Spinal
5-HT3 receptor (5-HT3R) has been implicated in
chronic pain development. The extent to which 5-HT3R contributes to spinal sensitization and diabetic
neuropathic pain (DNP) remains elusive and the mechanisms subserving the effects of 5-HT3R activation on spinal
pain processing during
chronic pain are still unclear. In this study, we evaluated the contribution of spinal 5-HT3R to
pain facilitation and spinal sensitization during DNP, exploiting the role of GABAAR-mediated neurotransmission and glial activation in the effects elicited by intrathecal administration of a 5-HT3R antagonist. Mechanical nociception was evaluated by paw pressure test in
streptozotocin (STZ)-diabetic and control rats after intrathecal (i.t.) administration of a 5-HT3R antagonist (Y25130). The spinal activation of
extracellular signal-regulated kinases (ERKs) pathway and the expression of 5-HT3R,
glial fibrillary acidic protein (GFAP; marker of astroglia activation) and ionized
calcium binding adaptor molecule 1 (IBA-1; marker of microglia activation) were evaluated at the peak maximum effect of Y25130. The involvement of GABAAR-mediated neurotransmission in the behavioral
pain effect of Y25130, was assessed in STZ-diabetic animals receiving i.t. administrations of
muscimol (GABAAR agonist).
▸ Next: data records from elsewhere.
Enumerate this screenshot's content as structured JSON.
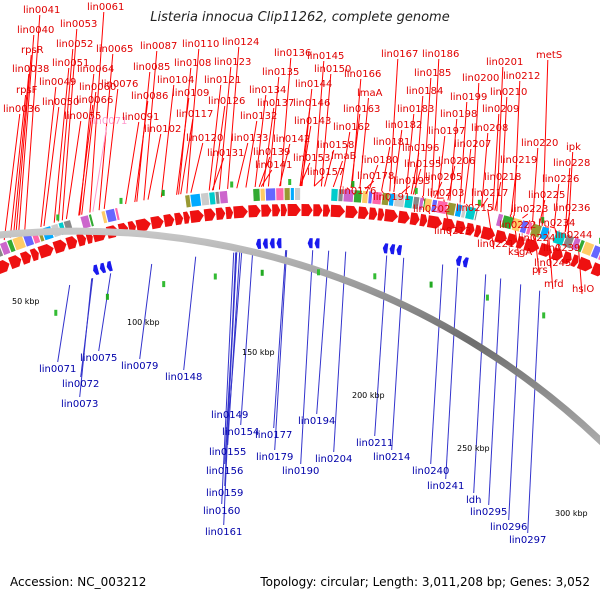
{
  "title": "Listeria innocua Clip11262, complete genome",
  "footer": {
    "accession": "Accession: NC_003212",
    "summary": "Topology: circular; Length: 3,011,208 bp; Genes: 3,052"
  },
  "colors": {
    "top_label": "#e00000",
    "top_leader": "#ff0000",
    "bottom_label": "#0000aa",
    "bottom_leader": "#3333cc",
    "forward_arrow": "#ee1111",
    "reverse_arrow": "#1a1aee",
    "backbone": "#8a8a8a",
    "highlight_label": "#ff99cc"
  },
  "top_labels": [
    "lin0041",
    "lin0040",
    "rpsR",
    "lin0038",
    "rpsF",
    "lin0036",
    "lin0053",
    "lin0052",
    "lin0051",
    "lin0049",
    "lin0050",
    "lin0055",
    "lin0061",
    "lin0065",
    "lin0064",
    "lin0060",
    "lin0066",
    "lin0071",
    "lin0087",
    "lin0085",
    "lin0076",
    "lin0086",
    "lin0091",
    "lin0102",
    "lin0110",
    "lin0108",
    "lin0104",
    "lin0109",
    "lin0117",
    "lin0120",
    "lin0124",
    "lin0123",
    "lin0121",
    "lin0126",
    "lin0132",
    "lin0131",
    "lin0136",
    "lin0135",
    "lin0134",
    "lin0137",
    "lin0133",
    "lin0139",
    "lin0145",
    "lin0150",
    "lin0144",
    "lin0146",
    "lin0143",
    "lin0142",
    "lin0141",
    "lin0167",
    "lin0166",
    "lmaA",
    "lin0163",
    "lin0162",
    "lin0158",
    "lmaB",
    "lin0153",
    "lin0157",
    "lin0186",
    "lin0185",
    "lin0184",
    "lin0183",
    "lin0182",
    "lin0181",
    "lin0180",
    "lin0178",
    "lin0176",
    "lin0201",
    "lin0200",
    "lin0199",
    "lin0198",
    "lin0197",
    "lin0196",
    "lin0195",
    "lin0193",
    "lin0191",
    "lin0212",
    "lin0210",
    "lin0209",
    "lin0208",
    "lin0207",
    "lin0206",
    "lin0205",
    "lin0203",
    "lin0202",
    "metS",
    "lin0220",
    "lin0219",
    "lin0218",
    "lin0217",
    "lin0215",
    "lin0213",
    "ipk",
    "lin0228",
    "lin0226",
    "lin0225",
    "lin0223",
    "lin0222",
    "lin0221",
    "lin0224",
    "ksgA",
    "lin0236",
    "lin0234",
    "lin0244",
    "lin0239",
    "lin0245",
    "prs",
    "mfd",
    "hslO"
  ],
  "bottom_labels": [
    "lin0071",
    "lin0075",
    "lin0072",
    "lin0073",
    "lin0079",
    "lin0148",
    "lin0149",
    "lin0154",
    "lin0155",
    "lin0156",
    "lin0159",
    "lin0160",
    "lin0161",
    "lin0177",
    "lin0179",
    "lin0190",
    "lin0194",
    "lin0204",
    "lin0211",
    "lin0214",
    "lin0240",
    "lin0241",
    "ldh",
    "lin0295",
    "lin0296",
    "lin0297"
  ],
  "scale_ticks": [
    "50 kbp",
    "100 kbp",
    "150 kbp",
    "200 kbp",
    "250 kbp",
    "300 kbp"
  ]
}
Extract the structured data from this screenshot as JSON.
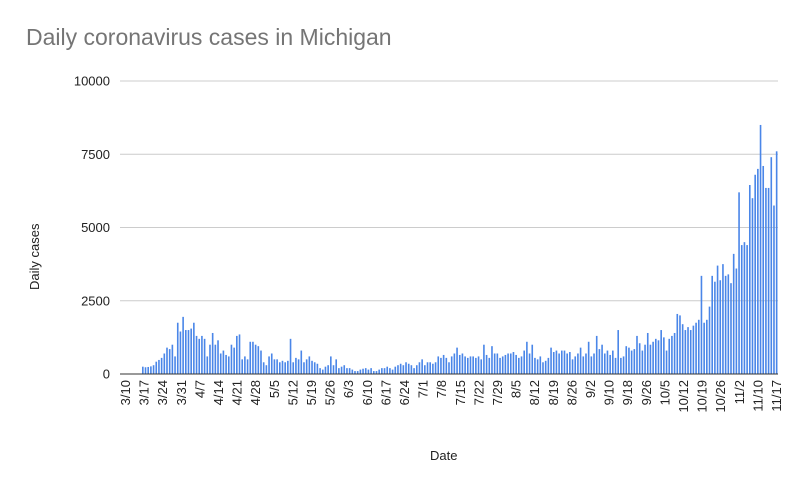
{
  "chart_data": {
    "type": "bar",
    "title": "Daily coronavirus cases in Michigan",
    "xlabel": "Date",
    "ylabel": "Daily cases",
    "ylim": [
      0,
      10000
    ],
    "yticks": [
      "0",
      "2500",
      "5000",
      "7500",
      "10000"
    ],
    "xticks": [
      "3/10",
      "3/17",
      "3/24",
      "3/31",
      "4/7",
      "4/14",
      "4/21",
      "4/28",
      "5/5",
      "5/12",
      "5/19",
      "5/26",
      "6/3",
      "6/10",
      "6/17",
      "6/24",
      "7/1",
      "7/8",
      "7/15",
      "7/22",
      "7/29",
      "8/5",
      "8/12",
      "8/19",
      "8/26",
      "9/2",
      "9/10",
      "9/18",
      "9/26",
      "10/5",
      "10/12",
      "10/19",
      "10/26",
      "11/2",
      "11/10",
      "11/17"
    ],
    "grid": true,
    "color": "#4a86e8",
    "values": [
      0,
      0,
      0,
      0,
      0,
      0,
      0,
      0,
      250,
      230,
      240,
      260,
      300,
      420,
      480,
      550,
      700,
      900,
      850,
      1000,
      600,
      1750,
      1450,
      1950,
      1500,
      1500,
      1550,
      1750,
      1300,
      1200,
      1300,
      1200,
      600,
      1000,
      1400,
      1000,
      1150,
      700,
      800,
      650,
      600,
      1000,
      900,
      1300,
      1350,
      500,
      600,
      500,
      1100,
      1100,
      1000,
      950,
      800,
      400,
      300,
      600,
      700,
      500,
      500,
      400,
      450,
      400,
      450,
      1200,
      400,
      550,
      500,
      800,
      400,
      500,
      600,
      450,
      400,
      350,
      200,
      150,
      250,
      300,
      600,
      300,
      500,
      200,
      250,
      300,
      200,
      200,
      150,
      100,
      100,
      150,
      180,
      200,
      150,
      200,
      100,
      100,
      150,
      200,
      200,
      250,
      200,
      150,
      250,
      300,
      350,
      300,
      400,
      350,
      300,
      200,
      300,
      400,
      500,
      300,
      400,
      400,
      350,
      400,
      600,
      550,
      650,
      550,
      400,
      600,
      700,
      900,
      650,
      700,
      600,
      550,
      600,
      600,
      550,
      600,
      500,
      1000,
      650,
      550,
      950,
      700,
      700,
      550,
      600,
      650,
      700,
      700,
      750,
      650,
      550,
      600,
      800,
      1100,
      700,
      1000,
      550,
      500,
      600,
      400,
      450,
      550,
      900,
      750,
      800,
      700,
      800,
      800,
      700,
      750,
      500,
      600,
      700,
      900,
      600,
      700,
      1100,
      600,
      700,
      1300,
      850,
      1000,
      700,
      800,
      650,
      800,
      550,
      1500,
      550,
      600,
      950,
      900,
      800,
      850,
      1300,
      1050,
      800,
      1000,
      1400,
      1000,
      1100,
      1200,
      1150,
      1500,
      1250,
      800,
      1200,
      1300,
      1400,
      2050,
      2000,
      1700,
      1500,
      1600,
      1500,
      1650,
      1750,
      1850,
      3350,
      1750,
      1850,
      2300,
      3350,
      3150,
      3700,
      3200,
      3750,
      3350,
      3400,
      3100,
      4100,
      3600,
      6200,
      4400,
      4500,
      4400,
      6450,
      6000,
      6800,
      7000,
      8500,
      7100,
      6350,
      6350,
      7400,
      5750,
      7600
    ]
  }
}
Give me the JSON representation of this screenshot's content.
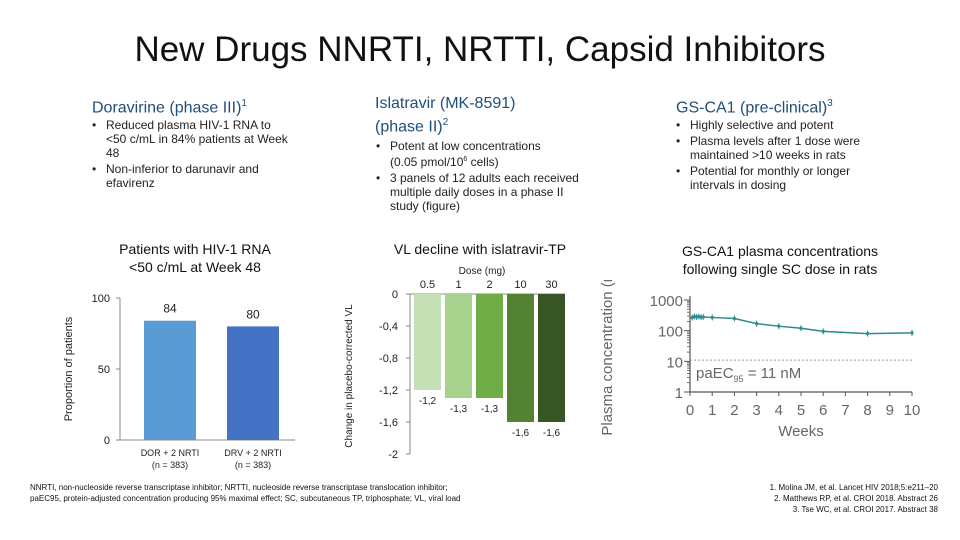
{
  "title": "New Drugs NNRTI, NRTTI, Capsid Inhibitors",
  "columns": {
    "doravirine": {
      "heading": "Doravirine (phase III)",
      "sup": "1",
      "bullets": [
        "Reduced plasma HIV-1 RNA to <50 c/mL in 84% patients at Week 48",
        "Non-inferior to darunavir and efavirenz"
      ]
    },
    "islatravir": {
      "heading_line1": "Islatravir (MK-8591)",
      "heading_line2": "(phase II)",
      "sup": "2",
      "bullet1_a": "Potent at low concentrations",
      "bullet1_b": "(0.05 pmol/10",
      "bullet1_exp": "6",
      "bullet1_c": " cells)",
      "bullet2": "3 panels of 12 adults each received multiple daily doses in a phase II study (figure)"
    },
    "gsca1": {
      "heading": "GS-CA1 (pre-clinical)",
      "sup": "3",
      "bullets": [
        "Highly selective and potent",
        "Plasma levels after 1 dose were maintained >10 weeks in rats",
        "Potential for monthly or longer intervals in dosing"
      ]
    }
  },
  "chart_titles": {
    "bar": [
      "Patients with HIV-1 RNA",
      "<50 c/mL at Week 48"
    ],
    "vl": "VL decline with islatravir-TP",
    "pk": [
      "GS-CA1 plasma concentrations",
      "following single SC dose in rats"
    ]
  },
  "chart_data": [
    {
      "type": "bar",
      "title": "Patients with HIV-1 RNA <50 c/mL at Week 48",
      "ylabel": "Proportion of patients",
      "ylim": [
        0,
        100
      ],
      "yticks": [
        "0",
        "50",
        "100"
      ],
      "categories": [
        "DOR + 2 NRTI",
        "DRV + 2 NRTI"
      ],
      "category_sublabels": [
        "(n = 383)",
        "(n = 383)"
      ],
      "values": [
        84,
        80
      ],
      "value_labels": [
        "84",
        "80"
      ],
      "colors": [
        "#5b9bd5",
        "#4472c4"
      ]
    },
    {
      "type": "bar",
      "title": "VL decline with islatravir-TP",
      "xlabel": "Dose (mg)",
      "ylabel": "Change in placebo-corrected VL",
      "ylim": [
        -2,
        0
      ],
      "yticks": [
        "0",
        "-0,4",
        "-0,8",
        "-1,2",
        "-1,6",
        "-2"
      ],
      "categories": [
        "0.5",
        "1",
        "2",
        "10",
        "30"
      ],
      "values": [
        -1.2,
        -1.3,
        -1.3,
        -1.6,
        -1.6
      ],
      "value_labels": [
        "-1,2",
        "-1,3",
        "-1,3",
        "-1,6",
        "-1,6"
      ],
      "colors": [
        "#c5e0b4",
        "#a9d18e",
        "#70ad47",
        "#548235",
        "#375623"
      ]
    },
    {
      "type": "line",
      "title": "GS-CA1 plasma concentrations following single SC dose in rats",
      "xlabel": "Weeks",
      "ylabel": "Plasma concentration (nM)",
      "yscale": "log",
      "ylim": [
        1,
        1000
      ],
      "xlim": [
        0,
        10
      ],
      "xticks": [
        "0",
        "1",
        "2",
        "3",
        "4",
        "5",
        "6",
        "7",
        "8",
        "9",
        "10"
      ],
      "yticks": [
        "1",
        "10",
        "100",
        "1000"
      ],
      "x": [
        0.1,
        0.2,
        0.3,
        0.4,
        0.5,
        0.6,
        1,
        2,
        3,
        4,
        5,
        6,
        8,
        10
      ],
      "values": [
        270,
        290,
        280,
        290,
        275,
        280,
        270,
        250,
        170,
        140,
        120,
        95,
        80,
        85
      ],
      "annotation": "paEC",
      "annotation_sub": "95",
      "annotation_value": " = 11 nM",
      "threshold": 11,
      "color": "#2e8b8b"
    }
  ],
  "footnote": "NNRTI, non-nucleoside reverse transcriptase inhibitor; NRTTI, nucleoside reverse transcriptase translocation inhibitor; paEC95, protein-adjusted concentration producing 95% maximal effect; SC, subcutaneous TP, triphosphate; VL, viral load",
  "references": [
    "1. Molina JM, et al. Lancet HIV 2018;5:e211–20",
    "2. Matthews RP, et al. CROI 2018. Abstract 26",
    "3. Tse WC, et al. CROI 2017. Abstract 38"
  ]
}
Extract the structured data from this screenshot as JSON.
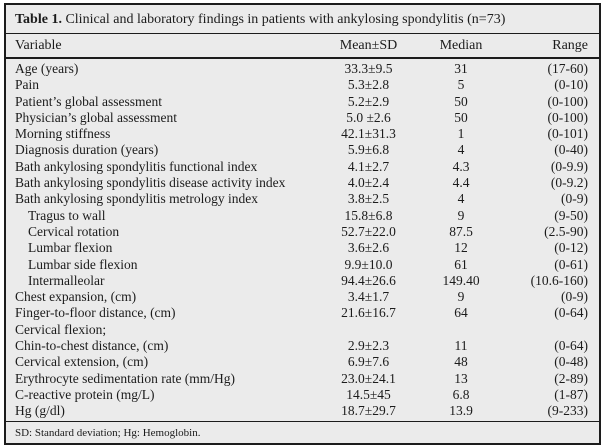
{
  "table": {
    "title_bold": "Table 1.",
    "title_rest": " Clinical and laboratory findings in patients with ankylosing spondylitis (n=73)",
    "columns": [
      "Variable",
      "Mean±SD",
      "Median",
      "Range"
    ],
    "rows": [
      {
        "variable": "Age (years)",
        "mean_sd": "33.3±9.5",
        "median": "31",
        "range": "(17-60)",
        "indent": false
      },
      {
        "variable": "Pain",
        "mean_sd": "5.3±2.8",
        "median": "5",
        "range": "(0-10)",
        "indent": false
      },
      {
        "variable": "Patient’s global assessment",
        "mean_sd": "5.2±2.9",
        "median": "50",
        "range": "(0-100)",
        "indent": false
      },
      {
        "variable": "Physician’s global assessment",
        "mean_sd": "5.0 ±2.6",
        "median": "50",
        "range": "(0-100)",
        "indent": false
      },
      {
        "variable": "Morning stiffness",
        "mean_sd": "42.1±31.3",
        "median": "1",
        "range": "(0-101)",
        "indent": false
      },
      {
        "variable": "Diagnosis duration (years)",
        "mean_sd": "5.9±6.8",
        "median": "4",
        "range": "(0-40)",
        "indent": false
      },
      {
        "variable": "Bath ankylosing spondylitis functional index",
        "mean_sd": "4.1±2.7",
        "median": "4.3",
        "range": "(0-9.9)",
        "indent": false
      },
      {
        "variable": "Bath ankylosing spondylitis disease activity index",
        "mean_sd": "4.0±2.4",
        "median": "4.4",
        "range": "(0-9.2)",
        "indent": false
      },
      {
        "variable": "Bath ankylosing spondylitis metrology index",
        "mean_sd": "3.8±2.5",
        "median": "4",
        "range": "(0-9)",
        "indent": false
      },
      {
        "variable": "Tragus to wall",
        "mean_sd": "15.8±6.8",
        "median": "9",
        "range": "(9-50)",
        "indent": true
      },
      {
        "variable": "Cervical rotation",
        "mean_sd": "52.7±22.0",
        "median": "87.5",
        "range": "(2.5-90)",
        "indent": true
      },
      {
        "variable": "Lumbar flexion",
        "mean_sd": "3.6±2.6",
        "median": "12",
        "range": "(0-12)",
        "indent": true
      },
      {
        "variable": "Lumbar side flexion",
        "mean_sd": "9.9±10.0",
        "median": "61",
        "range": "(0-61)",
        "indent": true
      },
      {
        "variable": "Intermalleolar",
        "mean_sd": "94.4±26.6",
        "median": "149.40",
        "range": "(10.6-160)",
        "indent": true
      },
      {
        "variable": "Chest expansion, (cm)",
        "mean_sd": "3.4±1.7",
        "median": "9",
        "range": "(0-9)",
        "indent": false
      },
      {
        "variable": "Finger-to-floor distance, (cm)",
        "mean_sd": "21.6±16.7",
        "median": "64",
        "range": "(0-64)",
        "indent": false
      },
      {
        "variable": "Cervical flexion;",
        "mean_sd": "",
        "median": "",
        "range": "",
        "indent": false
      },
      {
        "variable": "Chin-to-chest distance, (cm)",
        "mean_sd": "2.9±2.3",
        "median": "11",
        "range": "(0-64)",
        "indent": false
      },
      {
        "variable": "Cervical extension, (cm)",
        "mean_sd": "6.9±7.6",
        "median": "48",
        "range": "(0-48)",
        "indent": false
      },
      {
        "variable": "Erythrocyte sedimentation rate (mm/Hg)",
        "mean_sd": "23.0±24.1",
        "median": "13",
        "range": "(2-89)",
        "indent": false
      },
      {
        "variable": "C-reactive protein (mg/L)",
        "mean_sd": "14.5±45",
        "median": "6.8",
        "range": "(1-87)",
        "indent": false
      },
      {
        "variable": "Hg (g/dl)",
        "mean_sd": "18.7±29.7",
        "median": "13.9",
        "range": "(9-233)",
        "indent": false
      }
    ],
    "footnote": "SD: Standard deviation; Hg: Hemoglobin."
  }
}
Intrathecal administration of Y25130 reverted
mechanical hyperalgesia and decreased the activation of ERKs in STZ-diabetic rats, while no effects were observed in control animals. The spinal activation of GABAAR by i.t. administration of
muscimol abolished Y25130-driven antinociception. The expression of IBA-1, GFAP and 5-HT3R was unaltered by treatment. These findings point to a
GABA-mediated pronociceptive role of spinal 5-HT3R during DNP.